Facilities Management moved the lockers that used to the hallways of the department into room B-112 this year. Students access the room by swiping GWorld cards only after purchasing locker space. Students are still responsible for providing locks.

Three security cameras now monitor activities inside and outside the room. A motion detector on the door to room B-112 alarms the University Police Department if the door is left open for longer than 15 seconds.

B-112 was formerly a piano lab room. The pianos classes are now being held in Building XX at 20th and I streets.

Roy Guenther, interim music department chair, said the security improvements cost the music department $35,000. He said the department saved $15,000 because Facilities Management moved the pianos from B-112, relocated the lockers and repainted the hallways at no extra cost.

UPD Director Dolores Stafford said officers patrol the hallway surrounding B-112 at least three times a day.
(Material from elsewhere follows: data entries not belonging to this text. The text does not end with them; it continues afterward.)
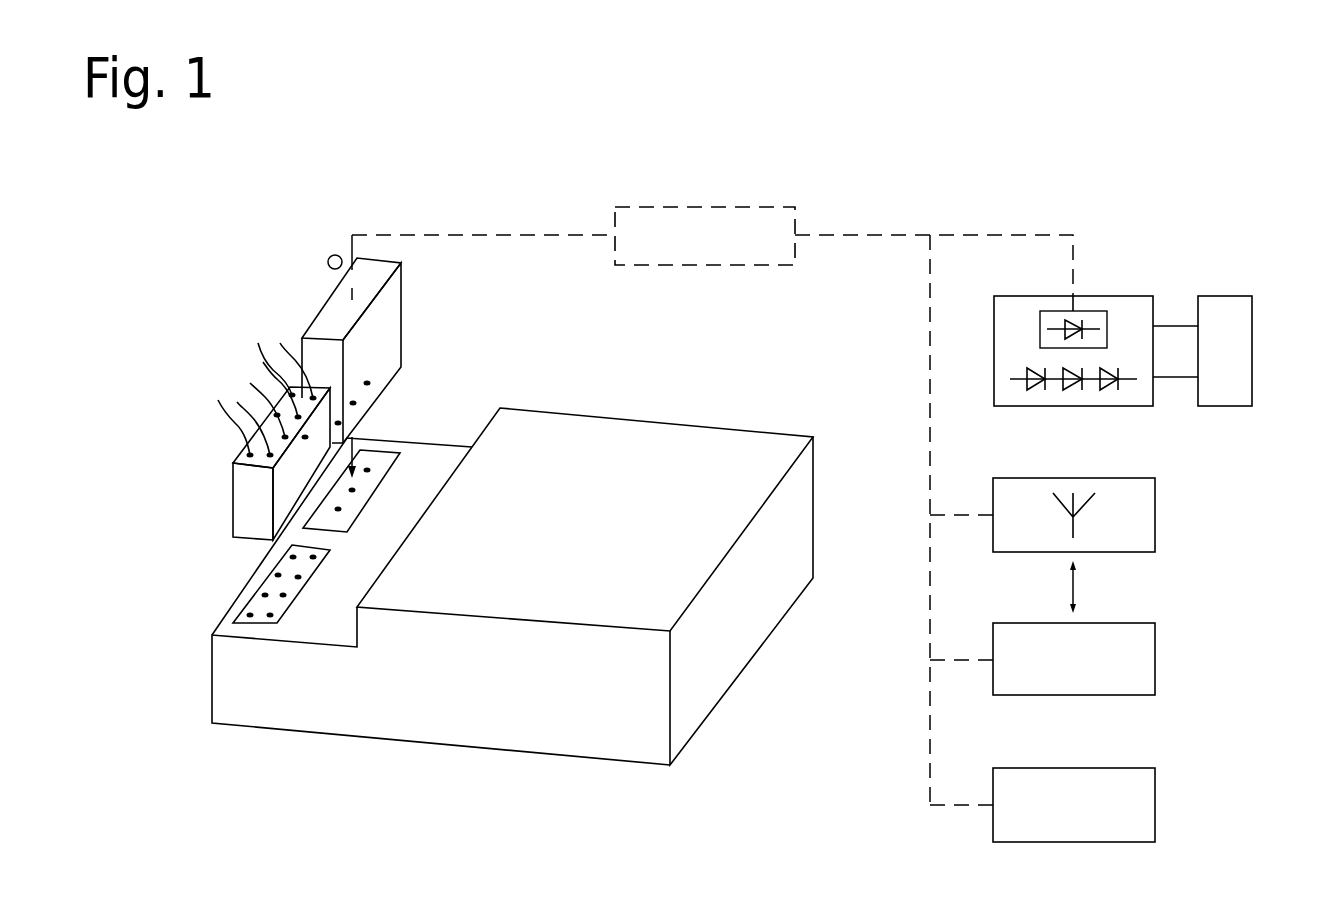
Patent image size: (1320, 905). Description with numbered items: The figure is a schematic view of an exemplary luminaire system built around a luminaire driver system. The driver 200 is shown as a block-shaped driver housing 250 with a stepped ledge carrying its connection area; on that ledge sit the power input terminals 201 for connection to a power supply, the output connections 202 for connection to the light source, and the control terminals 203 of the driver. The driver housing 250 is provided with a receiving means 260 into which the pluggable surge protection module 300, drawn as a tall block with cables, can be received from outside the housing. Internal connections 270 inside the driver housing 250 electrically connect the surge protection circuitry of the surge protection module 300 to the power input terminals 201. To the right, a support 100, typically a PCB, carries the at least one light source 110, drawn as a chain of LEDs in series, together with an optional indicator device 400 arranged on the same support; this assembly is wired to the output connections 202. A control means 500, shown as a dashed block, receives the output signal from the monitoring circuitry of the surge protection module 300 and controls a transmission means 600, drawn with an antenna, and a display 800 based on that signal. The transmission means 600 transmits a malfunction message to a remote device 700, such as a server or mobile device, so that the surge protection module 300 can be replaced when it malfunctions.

The support 100 is at (1140, 296).
The light source 110 is at (1094, 392).
The driver 200 is at (629, 407).
The power input terminals 201 is at (326, 552).
The output connections 202 is at (281, 610).
The control terminals 203 is at (302, 574).
The driver housing 250 is at (742, 458).
The receiving means 260 is at (382, 464).
The internal connections 270 is at (360, 515).
The surge protection module 300 is at (422, 338).
The indicator device 400 is at (1095, 318).
The control means 500 is at (743, 215).
The transmission means 600 is at (1155, 502).
The remote device 700 is at (1155, 635).
The display 800 is at (1155, 783).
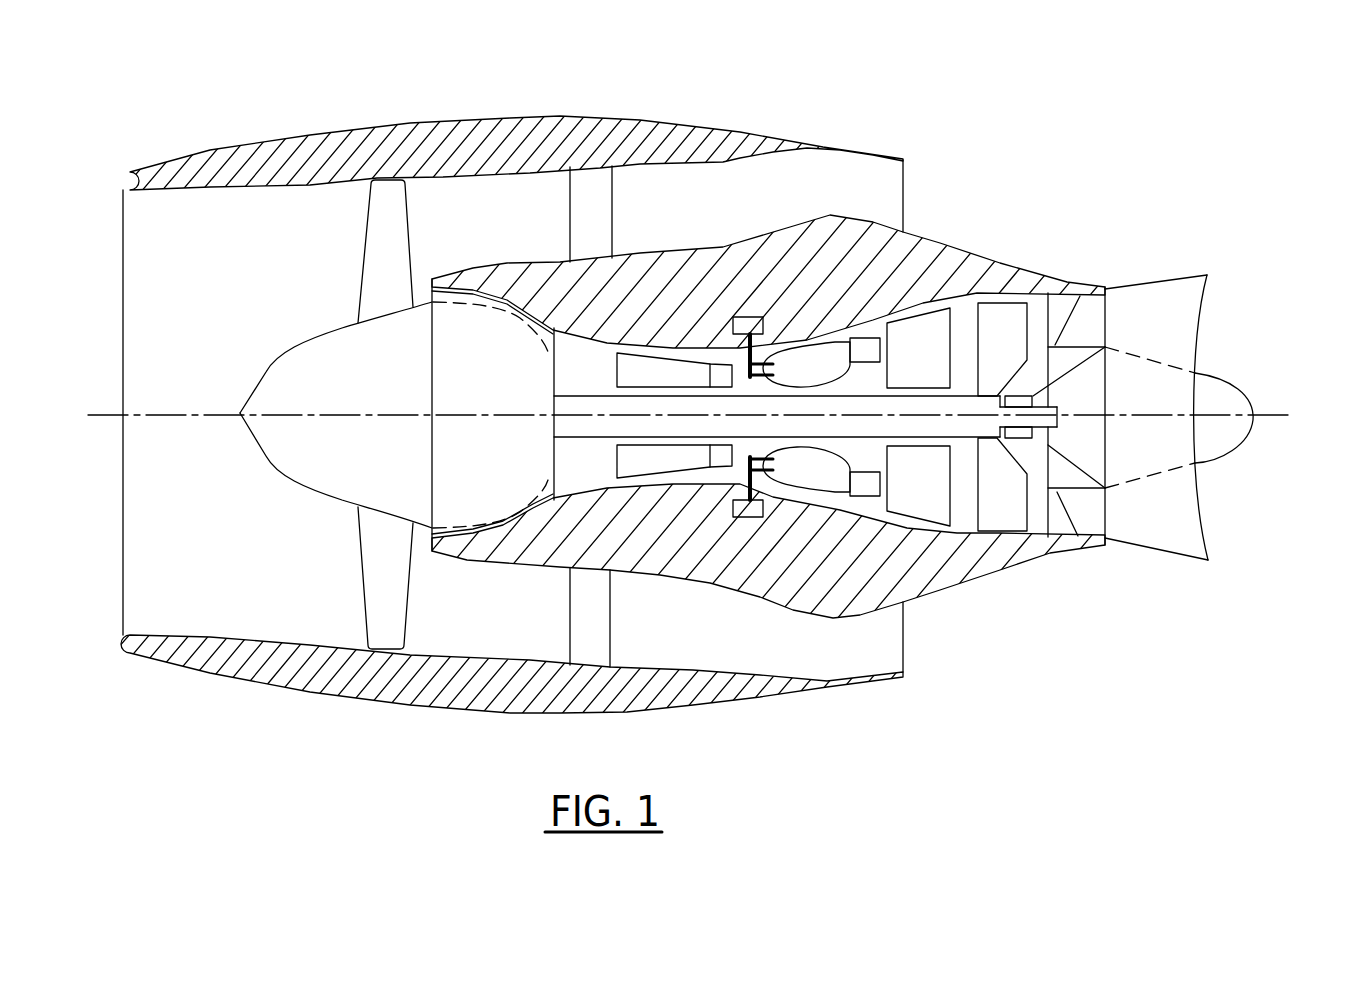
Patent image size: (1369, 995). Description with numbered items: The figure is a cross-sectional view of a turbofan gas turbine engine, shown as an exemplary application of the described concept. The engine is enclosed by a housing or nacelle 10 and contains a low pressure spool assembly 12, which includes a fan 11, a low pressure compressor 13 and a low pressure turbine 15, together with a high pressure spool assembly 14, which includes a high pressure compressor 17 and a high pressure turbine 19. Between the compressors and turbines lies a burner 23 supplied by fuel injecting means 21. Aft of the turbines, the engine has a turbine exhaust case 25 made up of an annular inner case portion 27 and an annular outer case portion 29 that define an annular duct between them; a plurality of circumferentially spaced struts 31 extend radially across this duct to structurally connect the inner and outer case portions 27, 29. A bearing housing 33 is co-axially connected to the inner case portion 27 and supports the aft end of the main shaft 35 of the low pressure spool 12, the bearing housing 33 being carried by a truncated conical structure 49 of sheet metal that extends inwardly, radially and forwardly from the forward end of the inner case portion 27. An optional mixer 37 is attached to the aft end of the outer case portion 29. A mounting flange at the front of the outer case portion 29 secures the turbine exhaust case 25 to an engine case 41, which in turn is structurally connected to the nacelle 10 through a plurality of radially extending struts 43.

The Phillips Hall basement remains a “special attention area” where UPD has assigned extra patrol officers who randomly pass through the department.

Students who access B-112 after 10 p.m. need to show a GWorld card to a Community Service Assistant before they enter the Academic Center. At this time, all other doors to the music department are locked and alarmed.

“I think the room is now secure,” Stafford said. She said she expects UPD’s new precautions will prevent further instrument theft.
Music students said they are growing more comfortable with leaving instruments in the lockers this year.

“After last year, I never left it alone. Even during practice I wouldn’t leave my violin alone,” said Sudheer Balakrishnan, a senior in the University Orchestra. “But now I guess I’ll use it. I trust it much more now.”

Lockers, which are still available, cost $5 per semester for small spaces and $10 per semester for a large, shared locker. Guenther said there are at least eight lockers left so far this year.

Despite the new equipment and more personnel to monitor activity in the music department, some students and faculty said they are unsure about how effective the new security measures will be.

“I have some doubts. That is why I say the responsibility has to be with the student,” said emeritus professor Gregory Steiner, who conducts the University Orchestra.

“Obviously, it only takes a GWorld to open the door to the locker room,” Balakrishnan said. “Someone can come up right behind you; they don’t need a GWorld. They can just go in.”
Department officials said students are still liable for instrument theft despite the new measures.

“The University can’t be responsible for those instruments,” Steiner said. “They need to be insured. The responsibility is the student’s, but all we can do is help as much as possible to keep safety.”
Guenther said thefts should not be a problem this year.

“I can’t see anything like the problem we had ever happening again under this situation,” he said. “If it does, we’ve got cameras that will find out who they are.”